II. La consolidation du principe de neutralité en matière de TVA financière
En qualifiant le contrat de sous-participation d’opération de crédit exonérée, la Cour de justice étend le bénéfice de l’exonération à des montages financiers innovants. Cette solution réaffirme une lecture large et pragmatique des exonérations financières (A), ce qui aura des conséquences prévisibles sur la structuration des opérations de financement (B).
A. La confirmation d’une interprétation finaliste des exonérations financières
L’arrêt s’inscrit dans une ligne jurisprudentielle qui, tout en rappelant le principe d’interprétation stricte des exonérations, veille à ne pas en dénaturer l’objectif. La Cour rappelle que l’exonération des opérations de crédit vise notamment à « éviter une augmentation du coût du crédit à la consommation » et plus largement du crédit en général. Soumettre des opérations de financement complexes à la TVA alors que des opérations économiquement équivalentes comme les prêts traditionnels en sont exonérées créerait une distorsion de concurrence et contreviendrait au principe de neutralité fiscale.
La Cour veille donc à ce que des opérateurs économiques proposant des services de financement objectivement similaires soient traités de manière identique au regard de la TVA. En se détachant des qualifications nationales et des formes contractuelles pour se concentrer sur la substance économique, elle garantit l’application uniforme du droit de l’Union. Cette approche pragmatique permet d’adapter l’application de la directive TVA à l’évolution des pratiques du secteur financier, où des instruments hybrides et complexes comme la sous-participation sont devenus courants.
B. L’impact prévisible sur la structuration des opérations de financement
La décision apporte une sécurité juridique bienvenue aux acteurs du marché financier. En validant l’exonération de TVA pour les contrats de sous-participation, la Cour reconnaît la nature financière de ces instruments et les intègre pleinement dans le périmètre des opérations de crédit. Cette solution est de nature à encourager le recours à de tels montages, qui permettent aux initiateurs d’obtenir des liquidités tout en conservant les créances à leur bilan, ce qui peut présenter des avantages réglementaires ou comptables.

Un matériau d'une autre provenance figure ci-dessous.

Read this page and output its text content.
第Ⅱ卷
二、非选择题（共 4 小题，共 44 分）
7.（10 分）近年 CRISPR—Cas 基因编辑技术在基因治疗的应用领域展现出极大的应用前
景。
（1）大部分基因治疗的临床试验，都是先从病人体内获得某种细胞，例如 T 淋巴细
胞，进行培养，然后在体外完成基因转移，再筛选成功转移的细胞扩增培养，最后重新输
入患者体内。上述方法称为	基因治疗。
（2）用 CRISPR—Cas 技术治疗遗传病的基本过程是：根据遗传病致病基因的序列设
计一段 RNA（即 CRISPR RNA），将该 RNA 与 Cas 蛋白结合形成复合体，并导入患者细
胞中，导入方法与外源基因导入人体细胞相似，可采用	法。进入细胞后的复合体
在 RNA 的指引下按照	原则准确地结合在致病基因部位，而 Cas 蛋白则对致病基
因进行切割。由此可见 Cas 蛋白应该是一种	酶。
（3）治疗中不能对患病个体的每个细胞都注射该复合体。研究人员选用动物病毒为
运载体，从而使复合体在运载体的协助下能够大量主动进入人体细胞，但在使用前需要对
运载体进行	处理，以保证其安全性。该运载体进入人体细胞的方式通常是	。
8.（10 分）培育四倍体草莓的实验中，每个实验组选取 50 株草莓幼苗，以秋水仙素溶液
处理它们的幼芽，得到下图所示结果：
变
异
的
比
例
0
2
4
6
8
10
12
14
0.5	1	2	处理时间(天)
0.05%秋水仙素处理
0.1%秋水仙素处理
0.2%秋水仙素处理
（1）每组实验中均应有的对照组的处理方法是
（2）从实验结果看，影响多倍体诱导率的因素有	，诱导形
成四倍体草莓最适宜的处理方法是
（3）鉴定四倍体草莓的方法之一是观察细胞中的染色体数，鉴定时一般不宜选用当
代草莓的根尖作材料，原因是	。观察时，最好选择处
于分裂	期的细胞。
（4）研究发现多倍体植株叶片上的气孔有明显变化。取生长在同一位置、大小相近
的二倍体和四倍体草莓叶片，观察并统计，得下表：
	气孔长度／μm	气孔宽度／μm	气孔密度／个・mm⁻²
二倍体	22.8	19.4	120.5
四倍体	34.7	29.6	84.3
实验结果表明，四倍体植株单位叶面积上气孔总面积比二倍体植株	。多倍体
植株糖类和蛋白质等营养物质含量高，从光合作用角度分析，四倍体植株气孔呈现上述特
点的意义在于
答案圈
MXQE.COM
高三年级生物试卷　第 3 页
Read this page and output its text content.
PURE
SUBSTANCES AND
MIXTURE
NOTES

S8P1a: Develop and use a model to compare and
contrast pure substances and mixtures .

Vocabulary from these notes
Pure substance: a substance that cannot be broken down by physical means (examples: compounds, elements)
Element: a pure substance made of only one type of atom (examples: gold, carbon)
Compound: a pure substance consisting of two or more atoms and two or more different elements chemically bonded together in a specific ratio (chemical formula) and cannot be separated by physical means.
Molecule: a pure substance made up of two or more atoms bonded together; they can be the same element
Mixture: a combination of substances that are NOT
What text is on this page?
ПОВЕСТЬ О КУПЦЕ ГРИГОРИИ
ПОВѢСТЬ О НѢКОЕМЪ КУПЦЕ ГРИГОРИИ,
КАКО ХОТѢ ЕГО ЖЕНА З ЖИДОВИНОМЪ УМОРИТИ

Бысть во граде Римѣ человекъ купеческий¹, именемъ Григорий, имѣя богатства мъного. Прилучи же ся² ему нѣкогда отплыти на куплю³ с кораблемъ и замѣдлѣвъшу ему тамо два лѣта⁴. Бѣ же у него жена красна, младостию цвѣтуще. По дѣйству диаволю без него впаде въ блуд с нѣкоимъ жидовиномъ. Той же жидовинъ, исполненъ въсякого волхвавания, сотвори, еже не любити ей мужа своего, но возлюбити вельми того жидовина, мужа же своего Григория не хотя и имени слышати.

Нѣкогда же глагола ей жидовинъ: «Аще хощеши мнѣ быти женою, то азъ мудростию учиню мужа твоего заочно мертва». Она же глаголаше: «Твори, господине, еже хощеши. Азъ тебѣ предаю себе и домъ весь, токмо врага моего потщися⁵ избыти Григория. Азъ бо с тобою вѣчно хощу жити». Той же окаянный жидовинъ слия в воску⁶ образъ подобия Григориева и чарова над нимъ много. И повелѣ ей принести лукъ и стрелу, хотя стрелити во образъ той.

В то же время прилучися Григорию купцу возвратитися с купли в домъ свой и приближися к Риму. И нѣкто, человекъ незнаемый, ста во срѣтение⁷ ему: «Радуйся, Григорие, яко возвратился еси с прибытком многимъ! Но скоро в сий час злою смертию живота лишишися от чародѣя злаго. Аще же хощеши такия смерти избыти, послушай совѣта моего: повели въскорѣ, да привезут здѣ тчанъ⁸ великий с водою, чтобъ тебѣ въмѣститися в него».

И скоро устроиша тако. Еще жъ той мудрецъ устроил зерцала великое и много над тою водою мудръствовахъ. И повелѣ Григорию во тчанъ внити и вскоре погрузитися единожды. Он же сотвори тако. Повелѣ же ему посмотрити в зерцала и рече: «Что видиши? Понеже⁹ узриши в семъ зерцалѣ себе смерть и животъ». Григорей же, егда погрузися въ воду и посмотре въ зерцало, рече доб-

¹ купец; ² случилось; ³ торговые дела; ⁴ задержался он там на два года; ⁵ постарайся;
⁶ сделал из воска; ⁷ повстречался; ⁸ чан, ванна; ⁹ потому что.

À plus long terme, la portée de cet arrêt dépasse le seul cas du contrat de sous-participation. Il envoie un signal clair : toute opération, quelle que soit sa dénomination ou sa structure juridique, dont la fonction essentielle est de mettre un capital à disposition d’un agent économique en échange d’une rémunération, a vocation à être qualifiée d’octroi de crédit et à bénéficier de l’exonération de TVA. Cette jurisprudence renforce la prévisibilité du régime fiscal pour l’ingénierie financière et confirme que la neutralité de la TVA doit prévaloir sur des distinctions formelles qui ne reflètent pas la réalité économique des transactions.